On Monday (28 August), three years after the tragic passing of the Black Panther star in 2020, at age 43, from colon cancer, Nyong’o remembered “the love generated from the life he lived”.
“Three years ago today, I experienced a singular pain at the news of @chadwickboseman's death,” the Kenyan-Mexican actor, 40, wrote on Instagram. “The confusion was so profound that it took months to trust the feeling of joy again.”
Alongside a black and white photo of Boseman with his hand in the air, Nyong’o continued: “This is a photo I took on film at the airport as we arrived in South Korea in 2018. We had just learned to do the baby heart with our fingers. Here Chadwick was adding his suave flare. We spent a glorious 72 hours there, and the memory fills me with so much joy.”
The Us actor added that “death is hard to understand, maybe even harder to accept”. “But the love generated from the life he lived will fuel every anniversary marking his absence,” Nyongo’ said.
“Chadwick may no longer be in our photos, but he will always be in our hearts.”
Boseman had been diagnosed with cancer four years before his death but had chosen not to publicly disclose the information.
Following his death, his family and friends revealed that all of his Marvel roles were shot despite countless surgeries and chemotherapy.
In a statement posted on his Twitter account at the time, he was described as “a true fighter” who had “persevered through it all”.
The post appeared to show Boseman had quietly married his long-term girlfriend in the final months of his life.
Boseman rose to stardom playing real-life figures – baseball great Jackie Robinson in 42 (2013) and soul singer James Brown in Get on Up (2014).
But he’s best remembered for playing the first black superhero to lead his own film as King T’Challa in Black Panther, which was released in 2018.
The film’s 2022 sequel, Black Panther: Wakanda Forever, addressed Boseman’s death head-on in its opening scene.
In The Independent’s four-star review of the movie, Clarisse Loughrey said that “Boseman’s shadow looms large” over the sequel.
“Everything about this sequel feels subsumed under a great shadow of loss,” Loughrey wrote, adding: “Wakanda Forever isn’t necessarily a film about grief, but every frame is draped in tender sorrow.
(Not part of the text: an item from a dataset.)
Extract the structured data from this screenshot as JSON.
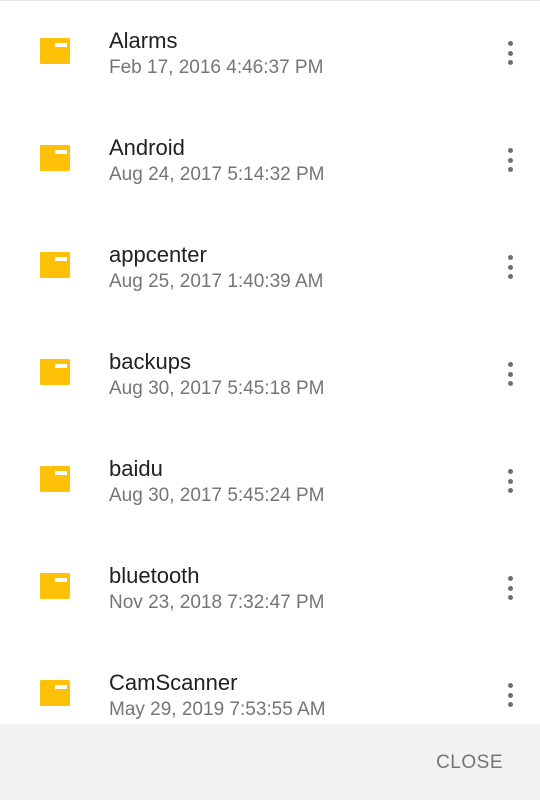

We first hear the whispered tones of Shuri (Letitia Wright), T’Challa’s sister, as she vows to save her brother from an unspoken and sudden illness. Her inability to do so becomes her burden.
“Others in the film – his mother (Angela Bassett’s Ramonda), his love (Lupita Nyong’o’s Nakia), and his most loyal soldier (Danai Gurira’s Okoye) – carry their own. Grief is multicoloured in Wakanda Forever, processed through spirituality, denial, and rage. But each iteration of it is laced with real pain.”